Yes. Each publisher may support direct connections indefinitely. Assuming we remain as successful as we've been at continuing to build the VOEvent community, however, I believe a more scalable architecture will be needed soon.
> You're building your own Registry? Why? Surely we can utilize the
> VO Registry structure? Perhaps we can revive Matthew's Carnivore
> registry and make sure it is happy with registering VOEvent nodes.
I didn't know his predator was hibernating. Time for the prey to play. I've appended the diagram from my NVO summer school slides. Let's see if I can resurrect my thought process from 1.5 years ago. "SEAP" in this slide is some superset of the current transport protocol - that is, VOEvent packets being moved from place to place. The roles have changed. Portal here is our current Publisher role, while what used to be Publisher is now a Broker (or Aggregator as some insist on calling it).
Authors generate content on the left in different formats.

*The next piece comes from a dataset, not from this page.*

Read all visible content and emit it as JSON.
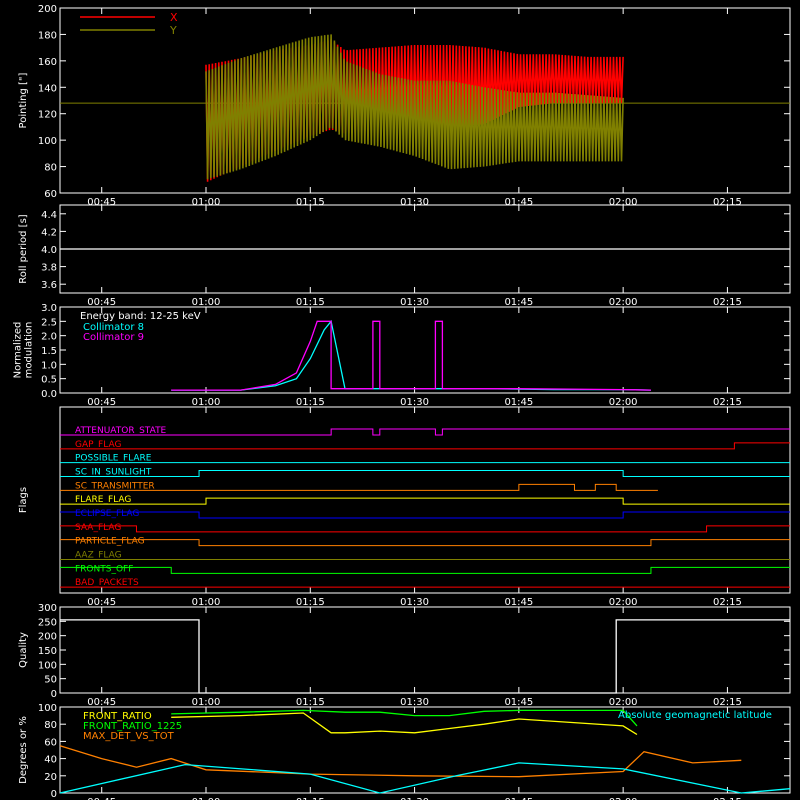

It is published and injected into what we now call the backbone. It bounces around the backbone like pachinko, and in some fashion the content wends its way to a Subscribing client on the right which passes it on to users in application dependent ways. Just like the current backbone, there are three nodes. The reason for depicting it this way is that with three nodes you don't have to worry about the topology. Is it a ring? Or a star? We haven't even had to fully face fundamental client server/P2P questions yet. On the other hand, we do have a good notion of what publishing means and what subscribing means.
So the original breadth of the SEAP notion was something like transport (or preset query, if you will) + query (or delayed transport, if you won't). The red arrows, on the other hand, were an attempt at depicting whatever service negotiations occur internal to the backbone/network of brokers. OAI is the Open Archives Initiative which "promotes interoperability standards that aim to facilitate the efficient dissemination of content". Other people know infinitely more about this than I do, but while OAI has been used interchangeably with "registry" in the VO, it isn't obvious to this naive observer that current registry technology exhausts the notion of metadata harvesting that underlies the efficient dissemination of content.
In particular, VOEvent packet streams have some pretty interesting metadata - not just so-called science metadata, but actual content and routing metadata. I see the meta-conversation between brokers that is superimposed on the actual packet transport as an attempt to characterize the streaming of events in an adaptive, robust, efficient (+ other good adjectives) fashion. So it would be simplistic to call this an internal registry, but I wouldn't be surprised to reuse some of that technology.
On the other hand, VOEvent brokers (Publishers, Repositories, Filters) should certainly appear in the normal VO registry for all the obvious reasons.